Their faces froze the second they saw me, so I forced a trembling smile and let my voice barely hold together as I spoke.
I said, "Sorry to let you down. I am Nina."
The moment those words left my lips, a loud bang echoed through the room as Silas slammed the hospital door open so hard that the metal frame rattled and made my ears ring.
Joseph swallowed silently before he muttered, "I have a merger to sign. I cannot delay it."
Lucian unlocked his phone and set the volume to blare obnoxiously as he said, "Yeah, Henry Brown. Half an hour. Got it."
I twisted my fingers into the bedsheet and turned to Ruth with my last shred of hope, asking, "Could you stay with me?"
She checked her watch, and her eyes darted away from mine as she answered.
She said, "Nina, I am golfing with Eleanor Tylor today, and her family is a big deal for your father's business deals."
When I did not respond, she half-heartedly straightened my already perfect sheets and added, "Be good. I will bring your favorite strawberry cake tonight."
I knew that cake was Sussie's favorite, not mine, but I stared at her flawless makeup and almost blurted out the truth.
The truth was that I preferred blueberry, not strawberry, but I swallowed the words before they could escape.
All I could muster was a ghost of a reply, a single quiet word, "Okay."
A full day dragged on without a single visitor coming to see me.
The doctor's final checkup came with an icy detachment as he said, "Your insurance cuts off tonight, and if no payment arrives by seven, you are out."
I glanced at the empty nightstand and signed the discharge papers without saying a word.
My home loomed before me in the darkness, pitch-black like a mausoleum, and even the servants had vanished from the halls.
Meanwhile, the villa next door blazed with light, and laughter seeped through the walls as I stood outside.
I peered through the window, and my breath hitched in my chest because I could see my brother holding a champagne glass and flitting past the windowpane.
I wondered why he was not home and what was happening next door.
Something warm brushed against my ankle, so I looked down and met two amber eyes staring up at me.
Luna was the stray cat I had always fed, and she was the only creature that still sought me out in the whole world.
She rubbed against my leg and rumbled a contented purr that vibrated through the quiet night.
I gathered the cat into my arms and drifted toward the glowing villa almost against my own will.
Through the elaborate stained-glass door, an entire wall-sized portrait jumped out at me, and the girl in it had my face.
She was drowning in that god-awful pink dress I had always hated, and one look told me that the girl was not me at all.
Then the gilded words beneath the portrait stabbed at my eyes like knives.
The words read, "Happy Birthday, Sussie!
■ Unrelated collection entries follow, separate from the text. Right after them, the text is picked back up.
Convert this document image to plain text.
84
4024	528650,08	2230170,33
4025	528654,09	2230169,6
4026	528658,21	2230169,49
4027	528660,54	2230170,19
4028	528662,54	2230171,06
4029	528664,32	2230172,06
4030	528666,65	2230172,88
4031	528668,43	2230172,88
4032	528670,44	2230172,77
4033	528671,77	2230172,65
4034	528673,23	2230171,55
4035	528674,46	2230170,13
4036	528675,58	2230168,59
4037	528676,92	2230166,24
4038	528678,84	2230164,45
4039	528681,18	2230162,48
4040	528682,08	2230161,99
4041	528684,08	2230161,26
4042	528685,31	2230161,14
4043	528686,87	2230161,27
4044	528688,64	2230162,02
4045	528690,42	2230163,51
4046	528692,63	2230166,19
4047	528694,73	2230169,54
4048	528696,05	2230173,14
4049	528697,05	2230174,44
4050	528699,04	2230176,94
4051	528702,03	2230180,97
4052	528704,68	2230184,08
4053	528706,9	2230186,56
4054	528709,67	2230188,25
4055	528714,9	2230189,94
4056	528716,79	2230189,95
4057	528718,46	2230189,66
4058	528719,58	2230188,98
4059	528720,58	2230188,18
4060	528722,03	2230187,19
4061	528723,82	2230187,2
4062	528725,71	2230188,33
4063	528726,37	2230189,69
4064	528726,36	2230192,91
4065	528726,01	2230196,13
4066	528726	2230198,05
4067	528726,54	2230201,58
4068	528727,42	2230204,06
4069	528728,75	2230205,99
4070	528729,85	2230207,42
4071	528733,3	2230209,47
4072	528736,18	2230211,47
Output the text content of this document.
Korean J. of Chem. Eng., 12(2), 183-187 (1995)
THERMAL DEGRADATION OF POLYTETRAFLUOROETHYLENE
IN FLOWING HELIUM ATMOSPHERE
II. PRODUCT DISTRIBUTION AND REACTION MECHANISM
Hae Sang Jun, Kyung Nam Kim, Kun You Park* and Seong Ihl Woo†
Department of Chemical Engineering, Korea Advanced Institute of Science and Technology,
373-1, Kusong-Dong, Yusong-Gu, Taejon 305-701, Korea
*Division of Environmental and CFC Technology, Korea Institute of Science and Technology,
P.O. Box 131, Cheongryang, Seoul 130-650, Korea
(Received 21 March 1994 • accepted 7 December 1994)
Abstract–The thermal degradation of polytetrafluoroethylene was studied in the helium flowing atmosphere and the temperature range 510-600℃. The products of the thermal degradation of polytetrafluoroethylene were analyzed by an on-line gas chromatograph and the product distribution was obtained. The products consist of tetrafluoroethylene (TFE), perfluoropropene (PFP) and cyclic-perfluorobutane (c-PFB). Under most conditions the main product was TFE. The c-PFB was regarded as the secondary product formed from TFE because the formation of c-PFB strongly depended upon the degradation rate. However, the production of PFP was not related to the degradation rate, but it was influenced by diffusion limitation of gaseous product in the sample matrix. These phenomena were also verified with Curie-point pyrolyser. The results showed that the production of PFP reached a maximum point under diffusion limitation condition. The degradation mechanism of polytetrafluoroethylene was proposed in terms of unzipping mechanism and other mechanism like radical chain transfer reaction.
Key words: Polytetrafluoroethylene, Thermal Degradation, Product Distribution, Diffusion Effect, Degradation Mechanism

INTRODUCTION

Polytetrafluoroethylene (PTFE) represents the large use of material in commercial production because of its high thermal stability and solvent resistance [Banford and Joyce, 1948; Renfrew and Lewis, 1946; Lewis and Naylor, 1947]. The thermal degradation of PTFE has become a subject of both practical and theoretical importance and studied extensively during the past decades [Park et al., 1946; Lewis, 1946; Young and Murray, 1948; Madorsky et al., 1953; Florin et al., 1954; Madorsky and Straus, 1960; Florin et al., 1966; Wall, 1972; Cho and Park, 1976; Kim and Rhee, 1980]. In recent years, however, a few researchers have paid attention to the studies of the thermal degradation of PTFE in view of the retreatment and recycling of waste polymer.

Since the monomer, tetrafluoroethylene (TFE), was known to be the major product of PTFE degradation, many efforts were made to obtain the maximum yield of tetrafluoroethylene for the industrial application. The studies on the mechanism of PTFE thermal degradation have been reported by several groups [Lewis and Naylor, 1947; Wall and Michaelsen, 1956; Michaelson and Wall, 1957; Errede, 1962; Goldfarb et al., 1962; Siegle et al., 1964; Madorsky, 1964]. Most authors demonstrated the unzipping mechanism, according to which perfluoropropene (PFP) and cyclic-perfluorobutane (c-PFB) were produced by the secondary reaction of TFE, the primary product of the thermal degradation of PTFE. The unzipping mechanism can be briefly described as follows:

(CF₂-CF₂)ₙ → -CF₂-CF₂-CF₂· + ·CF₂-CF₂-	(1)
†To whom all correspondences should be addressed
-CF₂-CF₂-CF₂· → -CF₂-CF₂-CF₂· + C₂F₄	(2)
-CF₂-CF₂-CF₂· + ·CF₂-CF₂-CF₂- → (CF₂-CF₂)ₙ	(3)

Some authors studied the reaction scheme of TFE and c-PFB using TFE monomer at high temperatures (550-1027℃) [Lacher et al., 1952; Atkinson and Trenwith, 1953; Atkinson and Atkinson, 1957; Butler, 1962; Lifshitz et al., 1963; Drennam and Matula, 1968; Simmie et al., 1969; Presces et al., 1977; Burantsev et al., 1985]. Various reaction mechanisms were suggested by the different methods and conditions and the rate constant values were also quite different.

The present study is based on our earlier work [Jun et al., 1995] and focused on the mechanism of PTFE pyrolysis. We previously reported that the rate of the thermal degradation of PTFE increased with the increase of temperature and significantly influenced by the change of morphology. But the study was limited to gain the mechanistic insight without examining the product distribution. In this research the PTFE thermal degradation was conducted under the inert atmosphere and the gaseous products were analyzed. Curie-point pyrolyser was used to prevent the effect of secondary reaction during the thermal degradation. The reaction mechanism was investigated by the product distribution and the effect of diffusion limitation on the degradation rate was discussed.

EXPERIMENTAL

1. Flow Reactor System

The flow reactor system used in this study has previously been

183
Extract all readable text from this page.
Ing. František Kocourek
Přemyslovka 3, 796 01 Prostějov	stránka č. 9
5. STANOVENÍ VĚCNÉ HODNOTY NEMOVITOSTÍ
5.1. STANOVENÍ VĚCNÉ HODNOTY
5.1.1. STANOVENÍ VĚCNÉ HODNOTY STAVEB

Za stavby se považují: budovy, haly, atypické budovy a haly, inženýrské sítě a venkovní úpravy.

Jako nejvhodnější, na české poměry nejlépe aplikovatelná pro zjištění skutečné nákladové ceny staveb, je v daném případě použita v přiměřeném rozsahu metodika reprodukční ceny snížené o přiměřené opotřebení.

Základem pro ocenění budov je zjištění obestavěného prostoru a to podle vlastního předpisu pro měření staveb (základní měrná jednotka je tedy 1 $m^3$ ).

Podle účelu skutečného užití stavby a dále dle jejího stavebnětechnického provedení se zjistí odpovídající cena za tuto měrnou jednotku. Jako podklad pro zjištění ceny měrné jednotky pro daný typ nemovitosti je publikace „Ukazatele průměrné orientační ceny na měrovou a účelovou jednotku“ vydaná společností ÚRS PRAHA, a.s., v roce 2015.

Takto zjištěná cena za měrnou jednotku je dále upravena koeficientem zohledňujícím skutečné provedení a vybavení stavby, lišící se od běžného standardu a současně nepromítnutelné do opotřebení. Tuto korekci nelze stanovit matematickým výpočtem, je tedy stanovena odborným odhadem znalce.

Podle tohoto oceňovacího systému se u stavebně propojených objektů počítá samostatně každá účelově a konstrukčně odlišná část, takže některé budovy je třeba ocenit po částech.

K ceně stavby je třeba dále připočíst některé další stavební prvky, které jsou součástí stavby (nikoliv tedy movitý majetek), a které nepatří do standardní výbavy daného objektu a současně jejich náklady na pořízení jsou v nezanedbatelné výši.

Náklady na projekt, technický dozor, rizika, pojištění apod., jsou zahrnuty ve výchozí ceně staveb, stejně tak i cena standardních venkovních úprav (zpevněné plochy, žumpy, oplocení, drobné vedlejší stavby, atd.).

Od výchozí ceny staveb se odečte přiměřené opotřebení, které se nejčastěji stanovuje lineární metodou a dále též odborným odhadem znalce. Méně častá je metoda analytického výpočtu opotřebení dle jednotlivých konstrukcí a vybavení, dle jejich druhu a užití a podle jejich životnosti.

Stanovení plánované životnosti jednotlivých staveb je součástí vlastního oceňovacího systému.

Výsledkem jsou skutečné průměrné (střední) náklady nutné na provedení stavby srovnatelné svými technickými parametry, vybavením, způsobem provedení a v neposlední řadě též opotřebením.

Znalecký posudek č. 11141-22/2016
Jan 25 Memorial."
But my birthday, Nina's birthday, was in August, not January.
The room dripped with Sussie's sickly sweet atmosphere, and the air felt heavy with her favorite gardenia stench, leaving no trace of me anywhere.
A loud bang made me flinch as Lucian's fist slammed against the wall, and his voice came out as a snarl.
He said, "Goddammit, when are we getting Sussie back?"
Joseph let his cigarette glow and dim between his fingers while his brow stayed tight with frustration.
He said, "The doctor said she is deteriorating fast, and we have got two days left. That is it."
Lucian's tone turned icy and measured as he replied, "Last time Sussie was here, Nina did not just take physical damage. It broke her spirit too. Maybe we should work on that."